Aller au contenu

Les Chansons des trains et des gares/L’économie mal entendue

La bibliothèque libre.
Édition de la Revue blanche (p. 193-196).


L’ÉCONOMIE MAL ENTENDUE


                Suivant les strictes leçons
                D’une indispensable hygiène,
        Un cafetier, sur le plancher de chêne
                De son débit de boissons,
                Faisait, quatre fois la semaine,
Répandre avec parcimonie un peu de son ;

                Je dis avec parcimonie.
Car notre débitant poussait l’économie
Jusqu’aux confins de l’avarice la plus sordide :
                Il affectait de n’être pas Rothschild,

Aimait à répéter, à toute occasion,
                Qu’il faut savoir compter en tout,
                Que cinq centimes font un sou,
Et que, qui veut former une bonne maison,
Ne doit jamais donner un sou hors de saison : —
                Voilà beaucoup de verbiage,
                Pour rogner sur un sou de son ;
                Mais vous pensez avec raison
Que, pour le reste, il n’était point prodigue davantage,
                Et mon confrère, monsieur Ponchon,
                Eût mal apprécié, je gage,
L’inquiétante singularité de ses breuvages :
Mais ce n’est pas de cela qu’il est question.

Il est telles prescriptions hygiéniques
Sur la propreté des planchers des lieux publics,
Pour laquelle les règlements de la police
                Exigent de petits sacrifices :
                Ce n’est pas sans nécessité,
Car les buveurs et les fumeurs ont usité
De semer, insouciants et dédaigneux, par terre,
                Non seulement le fond de leurs verres,

                Mais des humeurs, de menues glaires,
                        Ou autres mucosités,
Et, d’une façon générale, tout ce qu’on expectore,
                Sur quoi, sans doute, aurais-je tort,
Eu égard aux frêles lectrices, d’insister.

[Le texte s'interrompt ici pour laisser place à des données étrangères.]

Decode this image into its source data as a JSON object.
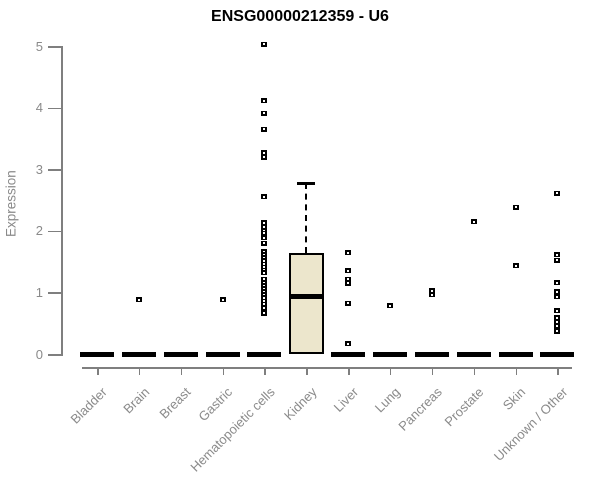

                — En voulez-vous du son à bon marché ?
Dit un jour au cafetier, d’un air amène,
Un des clients auxquels il racontait sa peine.
— Pardieu, répond le débitant, chose certaine,
                Vous ne m’en verriez point fâché !…
                — Alors, un peu de pippermint,
                        Et demain
                Vous en aurez un panier plein ! —
                Le débitant sert à regret
                Le pippermint (pourtant Dieu sait,
                Et chercher à le deviner est inutile,
De quels ingrédients ce breuvage était fait !)
— Du moins, c’est un placement de père de famille !…
                        Pensait-il,
                Pour atténuer sa tristesse.

Le lendemain, le client tenait sa promesse.

— Allons ! dit, en donnant le panier au garçon,
                        Le patron,
                Répandez, répandez ce son,
                        Faites largesse !… —
                Soudain, parmi la gent qui boit,
                        Grand émoi :
L’aimable donateur (qui, sans en avoir l’air,
N’était autre qu’un aide de Deibler),
                Avait par pure inadvertance,
                        Je pense,
À moins que ce ne fût par manière de plaisanter,
Laissé dans le panier la tête de l’exécuté ; —
                Vous devez imaginer celle
                Que firent les consommateurs,
En voyant, sous leurs pieds, rouler pareille horreur :

Le débitant, confus, perdit sa clientèle.

La prodigalité ne se conseille guère,
Économisons donc, pour quand nous serons vieux ;
                Mais il est un juste milieu,
        Et des dépenses qu’il faut savoir faire.